January 31, 2012 - Legal Momentum commends the FBI for responding to a ten-year campaign by women’s rights organizations to adopt a new definition of rape for the Unified Crime Report (UCR)-- the first revision to the definition in 83 years. The revised definition of rape is: “The penetration, no matter how slight, of the vagina or anus, with any body part or object, or oral penetration by a sex organ of another person, without the consent of the victim.” This revised definition will be used by the FBI and other federal agencies going forward to collect, report and analyze more accurate statistics on the prevalence and nature of sexual violence perpetrated against women and men across the U.S.

Under the FBI’s previous definition of rape – "the carnal knowledge of a female, forcibly and against her will" – the prevalence of rapes was dramatically under reported. Men could not be victims, forced oral or anal sex and forced penetration with an object did not count, and drug-facilitated rape was not “rape”. A system that does not define a problem accurately is surely not equipped to address it effectively.

The revision is a significant achievement for the women’s movement and the fight to eradicate sexual violence in the U.S. Ten years ago, the Women’s Law Project initiated the campaign to revise the UCR definition of rape. Legal Momentum has steadily supported and propelled this campaign from the outset.

Legal Momentum’s National Judicial Education Program (NJEP) has long advocated that federal government agencies, including the FBI and the Bureau of Justice Statistics (BJS), revise their methodologies for collecting data about rape. As NJEP wrote in a 2010 Sexual Assault Report article about recent BJS reports, the Bureau’s flawed methodology "sharply underestimate(s) the number of rape victims among persons with disabilities and women in the general population."

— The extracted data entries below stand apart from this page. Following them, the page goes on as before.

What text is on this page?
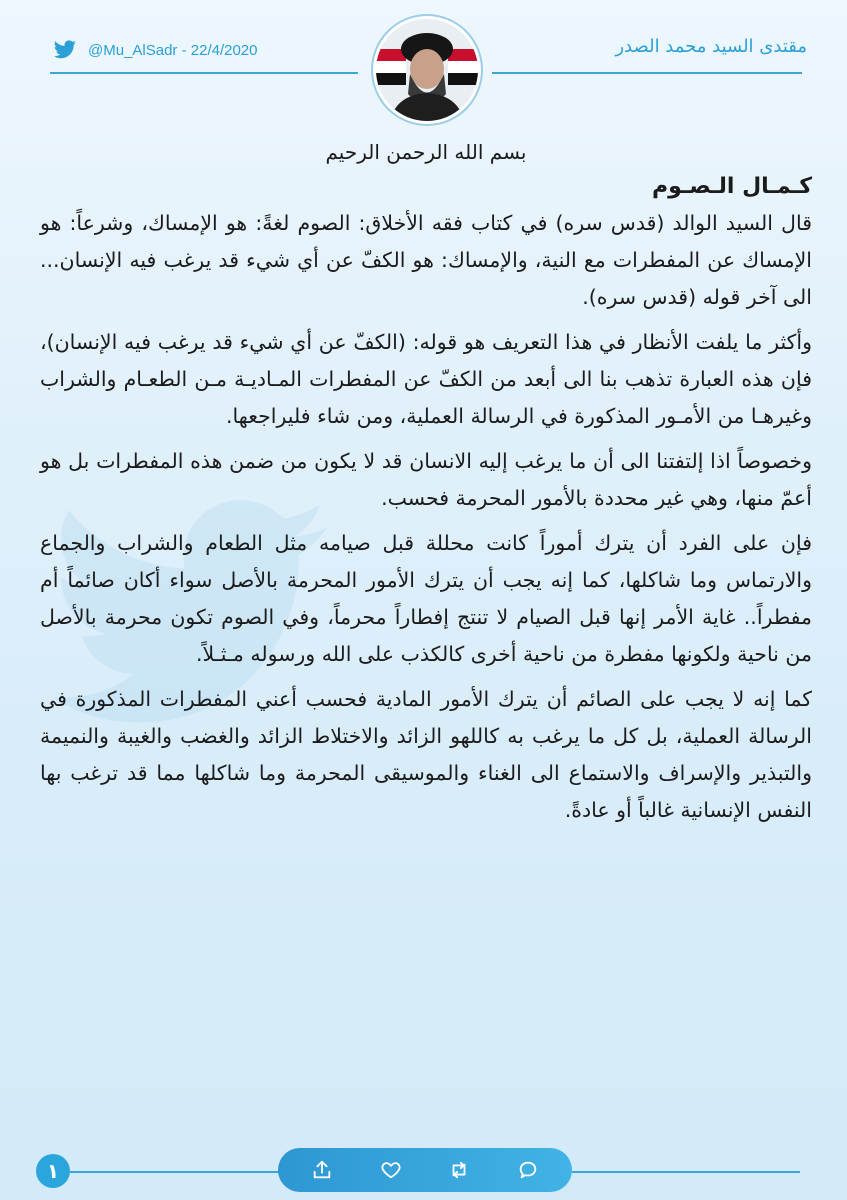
@Mu_AlSadr - 22/4/2020	مقتدى السيد محمد الصدر

بسم الله الرحمن الرحيم

كـمـال الـصـوم

قال السيد الوالد (قدس سره) في كتاب فقه الأخلاق: الصوم لغةً: هو الإمساك، وشرعاً: هو الإمساك عن المفطرات مع النية، والإمساك: هو الكفّ عن أي شيء قد يرغب فيه الإنسان... الى آخر قوله (قدس سره).

وأكثر ما يلفت الأنظار في هذا التعريف هو قوله: (الكفّ عن أي شيء قد يرغب فيه الإنسان)، فإن هذه العبارة تذهب بنا الى أبعد من الكفّ عن المفطرات المـاديـة مـن الطعـام والشراب وغيرهـا من الأمـور المذكورة في الرسالة العملية، ومن شاء فليراجعها.

وخصوصاً اذا إلتفتنا الى أن ما يرغب إليه الانسان قد لا يكون من ضمن هذه المفطرات بل هو أعمّ منها، وهي غير محددة بالأمور المحرمة فحسب.

فإن على الفرد أن يترك أموراً كانت محللة قبل صيامه مثل الطعام والشراب والجماع والارتماس وما شاكلها، كما إنه يجب أن يترك الأمور المحرمة بالأصل سواء أكان صائماً أم مفطراً.. غاية الأمر إنها قبل الصيام لا تنتج إفطاراً محرماً، وفي الصوم تكون محرمة بالأصل من ناحية ولكونها مفطرة من ناحية أخرى كالكذب على الله ورسوله مـثـلاً.

كما إنه لا يجب على الصائم أن يترك الأمور المادية فحسب أعني المفطرات المذكورة في الرسالة العملية، بل كل ما يرغب به كاللهو الزائد والاختلاط الزائد والغضب والغيبة والنميمة والتبذير والإسراف والاستماع الى الغناء والموسيقى المحرمة وما شاكلها مما قد ترغب بها النفس الإنسانية غالباً أو عادةً.

١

Lynn Hecht Schafran, Legal Momentum’s Senior Vice President and Director of NJEP, states: “Accurate data are essential to all aspects of addressing rape and sexual assault: prevention, victim services, concerns of underserved populations, media reporting, public education and the justice system’s response. This revision of the FBI definition of rape is a critical step forward.”

Vice President Biden, who spearheaded the original Violence Against Women Act and has long-been a proponent for ending violence against women, has publicly applauded the FBI’s new definition, stating: “Rape is a devastating crime and we can’t solve it unless we know the full extent of it. This long-awaited change to the definition of rape is a victory for women and men across the country whose suffering has gone unaccounted for over 80 years.”

In another positive step forward, the Centers for Disease Control and Prevention (CDC) officially released its 2010 National Intimate Partner and Sexual Violence Survey (NISVS) which presents a much more accurate picture of the rampant prevalence of sexual violence in the U.S. The study’s findings (which most likely still understate the ubiquity of rape) should alarm anyone who reads them. For instance: nearly 1 in 5 women has been raped at some time in her life; almost 70 percent of female victims were subjected to some form of intimate partner violence for the first time before the age of 25; and almost 53 percent of male victims were subjected to some form of intimate partner violence for the first time before age of 25.

Legal Momentum is hopeful that the new FBI definition of rape, and the dissemination of the CDC study, will enhance the public’s awareness of sexual violence, improve the systemic response to victims, and result in more offenders being held accountable.